In interviews conducted with numerous defense attorneys and judges, the report finds that efforts to challenge evidence—or the lack of evidence—during trial are routinely dismissed by the judges, if acknowledged at all. One defense counsel, cited in the report, states that when he has questioned the validity of the evidence during trial, the standard response of Afghan judges has been, “Why would the Americans detain him then? The U.S. has nothing against this person unless he’s guilty.”
Also of concern, the report finds, is the possibility that statements that were the product of abuse of detainees while they were in U.S. custody—a practice documented by government, human rights and press reports—could inform the content of the files the U.S. government provides to the Afghan government.
Coerced evidence is inherently unreliable. The Afghan Constitution explicitly prohibits the introduction into evidence of statements obtained “by means of compulsion” and “recognizes a confession as voluntary only if taken before a judge.” Likewise, international law prohibits the use of evidence procured by torture, or by cruel, inhumane or degrading treatment, in all legal proceedings.
“Whether evidence was obtained through coercion or not is nearly impossible to prove, given the lack of accountability in the Afghan courts, and the impossibility of tracing the information to its source” said MuhammedAlly.
The trials of the Block D detainees began in October 2007 under a classified agreement reached two years earlier by the Afghan and U.S. government to transfer Afghan detainees in U.S custody to the Afghan government.
The United States is one of the largest donors to an international effort to reform Afghan’s courts and other justice sector institutions. “If the United States is committed to the worthy project of helping Afghanistan achieve rule of law, it must not encourage flawed criminal proceedings that are taking place solely because the United States accuses Bagram and Guantanamo detainees of wrongdoing, ” said MuhammedAlly.
The report calls on the U.S. and Afghan governments to take steps to ensure that prosecutions of these former U.S. detainees in Afghan courts are legitimate, and puts forward a number of recommendations.
The United States should make relevant witnesses available to assist in criminal prosecutions. The U.S. government has already put in place such a system in Iraq, where U.S. soldiers appear as witnesses and U.S. judge advocates train soldiers and marines in collecting evidence for criminal prosecution in Iraqi courts.

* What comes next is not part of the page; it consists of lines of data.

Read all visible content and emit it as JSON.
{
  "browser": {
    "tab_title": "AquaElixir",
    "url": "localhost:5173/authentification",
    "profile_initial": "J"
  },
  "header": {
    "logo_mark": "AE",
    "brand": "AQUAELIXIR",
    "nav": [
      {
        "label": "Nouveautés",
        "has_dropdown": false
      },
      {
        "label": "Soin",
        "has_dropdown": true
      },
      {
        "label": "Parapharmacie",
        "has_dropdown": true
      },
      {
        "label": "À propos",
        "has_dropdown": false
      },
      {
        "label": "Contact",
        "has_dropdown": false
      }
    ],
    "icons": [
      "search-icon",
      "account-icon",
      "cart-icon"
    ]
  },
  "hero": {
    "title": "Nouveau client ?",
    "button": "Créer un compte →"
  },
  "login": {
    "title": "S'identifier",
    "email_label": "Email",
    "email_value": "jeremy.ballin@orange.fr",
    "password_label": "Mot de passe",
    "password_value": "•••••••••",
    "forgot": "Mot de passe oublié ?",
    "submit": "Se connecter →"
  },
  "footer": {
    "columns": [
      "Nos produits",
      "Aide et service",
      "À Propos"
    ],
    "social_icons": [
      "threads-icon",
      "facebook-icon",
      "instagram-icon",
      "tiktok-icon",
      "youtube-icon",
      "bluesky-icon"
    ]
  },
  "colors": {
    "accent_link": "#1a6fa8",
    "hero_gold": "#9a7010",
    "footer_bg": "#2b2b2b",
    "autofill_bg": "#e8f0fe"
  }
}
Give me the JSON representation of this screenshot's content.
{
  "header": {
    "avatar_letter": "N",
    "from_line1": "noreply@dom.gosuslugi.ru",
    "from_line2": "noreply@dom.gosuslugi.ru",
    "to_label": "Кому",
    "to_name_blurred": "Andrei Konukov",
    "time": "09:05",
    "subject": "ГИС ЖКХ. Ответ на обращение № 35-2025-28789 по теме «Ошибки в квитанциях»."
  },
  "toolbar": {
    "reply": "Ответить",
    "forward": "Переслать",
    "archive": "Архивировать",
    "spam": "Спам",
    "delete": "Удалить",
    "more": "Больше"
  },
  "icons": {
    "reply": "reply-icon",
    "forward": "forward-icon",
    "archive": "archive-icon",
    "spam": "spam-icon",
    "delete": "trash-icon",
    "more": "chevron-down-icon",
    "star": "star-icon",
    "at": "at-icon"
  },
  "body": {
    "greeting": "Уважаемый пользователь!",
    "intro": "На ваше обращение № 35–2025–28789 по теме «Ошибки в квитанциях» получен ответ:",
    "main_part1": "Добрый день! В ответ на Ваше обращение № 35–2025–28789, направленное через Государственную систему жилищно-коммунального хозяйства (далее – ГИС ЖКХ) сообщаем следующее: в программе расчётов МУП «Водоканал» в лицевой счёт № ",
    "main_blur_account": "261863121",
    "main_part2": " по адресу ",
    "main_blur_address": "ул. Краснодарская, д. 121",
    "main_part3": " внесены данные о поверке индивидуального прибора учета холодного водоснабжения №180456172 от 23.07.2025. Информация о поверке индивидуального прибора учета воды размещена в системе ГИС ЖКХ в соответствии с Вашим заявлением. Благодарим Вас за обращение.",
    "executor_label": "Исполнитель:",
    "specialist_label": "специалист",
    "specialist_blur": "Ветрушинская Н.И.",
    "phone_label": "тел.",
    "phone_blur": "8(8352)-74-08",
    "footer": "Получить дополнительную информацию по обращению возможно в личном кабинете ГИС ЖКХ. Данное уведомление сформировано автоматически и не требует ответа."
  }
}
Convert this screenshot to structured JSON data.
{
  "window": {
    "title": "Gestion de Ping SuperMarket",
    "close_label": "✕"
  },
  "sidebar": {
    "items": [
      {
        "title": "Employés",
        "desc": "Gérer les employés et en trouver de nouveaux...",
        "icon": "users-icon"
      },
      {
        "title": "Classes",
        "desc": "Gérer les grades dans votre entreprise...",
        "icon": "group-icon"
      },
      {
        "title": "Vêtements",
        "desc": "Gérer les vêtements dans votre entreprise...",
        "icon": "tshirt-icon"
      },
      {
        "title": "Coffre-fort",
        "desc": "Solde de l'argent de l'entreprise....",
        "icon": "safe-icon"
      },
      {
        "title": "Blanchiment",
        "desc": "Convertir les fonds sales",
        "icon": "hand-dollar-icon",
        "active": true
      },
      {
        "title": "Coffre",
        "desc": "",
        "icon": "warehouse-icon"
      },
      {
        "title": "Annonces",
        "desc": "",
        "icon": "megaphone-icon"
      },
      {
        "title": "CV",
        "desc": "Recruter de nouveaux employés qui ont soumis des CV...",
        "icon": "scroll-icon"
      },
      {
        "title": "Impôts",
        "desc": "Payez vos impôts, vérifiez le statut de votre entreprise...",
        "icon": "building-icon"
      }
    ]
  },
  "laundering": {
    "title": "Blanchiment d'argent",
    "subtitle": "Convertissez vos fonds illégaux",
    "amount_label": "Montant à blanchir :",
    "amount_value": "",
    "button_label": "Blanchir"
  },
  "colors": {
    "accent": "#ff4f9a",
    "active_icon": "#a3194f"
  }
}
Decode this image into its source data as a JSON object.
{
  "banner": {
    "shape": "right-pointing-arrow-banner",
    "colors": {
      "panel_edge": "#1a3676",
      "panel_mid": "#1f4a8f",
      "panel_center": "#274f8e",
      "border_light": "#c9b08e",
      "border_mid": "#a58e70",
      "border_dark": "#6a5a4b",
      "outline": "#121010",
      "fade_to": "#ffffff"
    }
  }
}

“The concept of providing U.S. soldiers and witnesses in such cases is not novel,” added MuhammedAlly. “The United States has alleged criminal activity by these detainees justifying detention for years. As the detaining and interrogating power it should provide evidence to support the allegations,” she said. “And the Afghan government has the clear legal obligation under Afghan and international law to require that persons convicted of crimes under Afghan law in Afghan courts be convicted on the basis of evidence.”
The Afghan government should comply with the Afghan criminal procedure code and international fair trial standards, including to require in-court witness testimony and allow the defendant the ability to challenge the evidence. “These detainees have been imprisoned by the U.S. for years without charges. They deserve to have their fates resolved in fair proceedings,” said MuhammedAlly.